His booking agent, Celeste Bateman, told the Associated Press that Baraka, who had been hospitalized since last month, died Thursday at Newark Beth Israel Medical Center.

Perhaps no writer of the 1960s and ’70s was more radical or polarizing than the former LeRoi Jones, and no one did more to extend the political debates of the civil rights era to the world of the arts.

He inspired at least one generation of poets, playwrights and musicians, and his immersion in spoken word traditions and raw street language anticipated rap, hip-hop and slam poetry. The FBI feared him to the point of flattery, identifying Baraka as “the person who will probably emerge as the leader of the Pan-African movement in the United States.”

Baraka transformed from the rare black to join the Beat caravan of Allen Ginsberg and Jack Kerouac to leader of the Black Arts Movement, an ally of the Black Power movement that rejected the liberal optimism of the early ’60s and intensified a divide over how and whether the black artist should take on social issues. Scorning art for art’s sake and the pursuit of black-white unity, Barak was part of a philosophy that called for the teaching of black art and history and producing works that bluntly called for revolution.
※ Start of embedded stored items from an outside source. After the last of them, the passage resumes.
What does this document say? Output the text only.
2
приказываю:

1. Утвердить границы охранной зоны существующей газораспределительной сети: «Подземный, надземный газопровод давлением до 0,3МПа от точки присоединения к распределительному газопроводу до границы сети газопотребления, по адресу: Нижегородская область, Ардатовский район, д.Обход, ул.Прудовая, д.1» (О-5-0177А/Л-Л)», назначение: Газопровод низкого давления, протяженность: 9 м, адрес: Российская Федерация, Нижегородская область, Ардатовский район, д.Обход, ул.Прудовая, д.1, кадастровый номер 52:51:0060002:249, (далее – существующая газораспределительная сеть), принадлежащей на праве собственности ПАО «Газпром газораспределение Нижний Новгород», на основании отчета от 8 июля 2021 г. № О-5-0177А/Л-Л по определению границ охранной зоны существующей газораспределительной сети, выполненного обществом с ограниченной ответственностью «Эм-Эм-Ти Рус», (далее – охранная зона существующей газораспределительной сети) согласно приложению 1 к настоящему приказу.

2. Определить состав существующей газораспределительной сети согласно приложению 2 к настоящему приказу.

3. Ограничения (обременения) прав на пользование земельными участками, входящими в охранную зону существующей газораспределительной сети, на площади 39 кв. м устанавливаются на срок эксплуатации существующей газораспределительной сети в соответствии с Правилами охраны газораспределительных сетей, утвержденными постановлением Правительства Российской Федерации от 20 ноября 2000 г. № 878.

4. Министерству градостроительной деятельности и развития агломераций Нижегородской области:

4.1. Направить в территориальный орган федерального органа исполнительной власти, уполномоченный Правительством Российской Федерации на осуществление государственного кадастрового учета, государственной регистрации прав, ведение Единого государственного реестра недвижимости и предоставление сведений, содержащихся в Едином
He was as eclectic as he was prolific: His influences ranged from Ray Bradbury and Mao Zedong to Ginsberg and John Coltrane. Baraka wrote poems, short stories, novels, essays, plays, musical and cultural criticism and jazz operas. His 1963 book “Blues People” has been called the first major history of black music to be written by an African-American. A 2002 poem he wrote alleging that some Israelis had advance knowledge of the Sept. 11 attacks led to widespread outrage.
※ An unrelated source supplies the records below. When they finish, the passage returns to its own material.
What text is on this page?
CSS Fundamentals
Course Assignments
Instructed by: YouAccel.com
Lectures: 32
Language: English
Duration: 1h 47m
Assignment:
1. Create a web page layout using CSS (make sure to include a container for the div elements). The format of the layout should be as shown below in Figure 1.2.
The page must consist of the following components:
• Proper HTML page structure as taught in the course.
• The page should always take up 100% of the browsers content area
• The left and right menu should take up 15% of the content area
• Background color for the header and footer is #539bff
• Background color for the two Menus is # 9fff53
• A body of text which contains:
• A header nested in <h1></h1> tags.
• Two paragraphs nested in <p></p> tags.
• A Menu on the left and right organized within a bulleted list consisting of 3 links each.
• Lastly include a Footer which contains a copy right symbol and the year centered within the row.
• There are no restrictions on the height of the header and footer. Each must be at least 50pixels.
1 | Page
He was denounced by critics as buffoonish, homophobic, anti-Semitic, a demagogue. He was called by others a genius, a prophet, the Malcolm X of literature. Eldridge Cleaver hailed him as the bard of the “funky facts.” Ishmael Reed credited the Black Arts Movement for encouraging artists of all backgrounds and enabling the rise of multiculturalism. The scholar Arnold Rampersad placed him alongside Frederick Douglass and Richard Wright in the pantheon of black cultural influences.

“From Amiri Baraka, I learned that all art is political, although I don’t write political plays,” the Pulitzer Prize-winning dramatist August Wilson once said.

In 2002, respected enough to be named New Jersey’s poet laureate, he shocked again with “Somebody Blew Up America,” a Sept. 11 poem with a jarring twist.

“Who knew the World Trade Center was gonna get bombed,” read a line from the poem. “Who told 4,000 Israeli workers at the Twin Towers to stay home that day?”

Then-Gov. James McGreevey and others demanded his resignation. Baraka refused, denying that “Somebody Blew Up” was anti-Semitic (the poem also attacks Hitler and the Holocaust) and condemning the “dishonest, consciously distorted and insulting non-interpretation of my poem.” Discovering he couldn’t be fired, the state eliminated the position altogether, in 2003.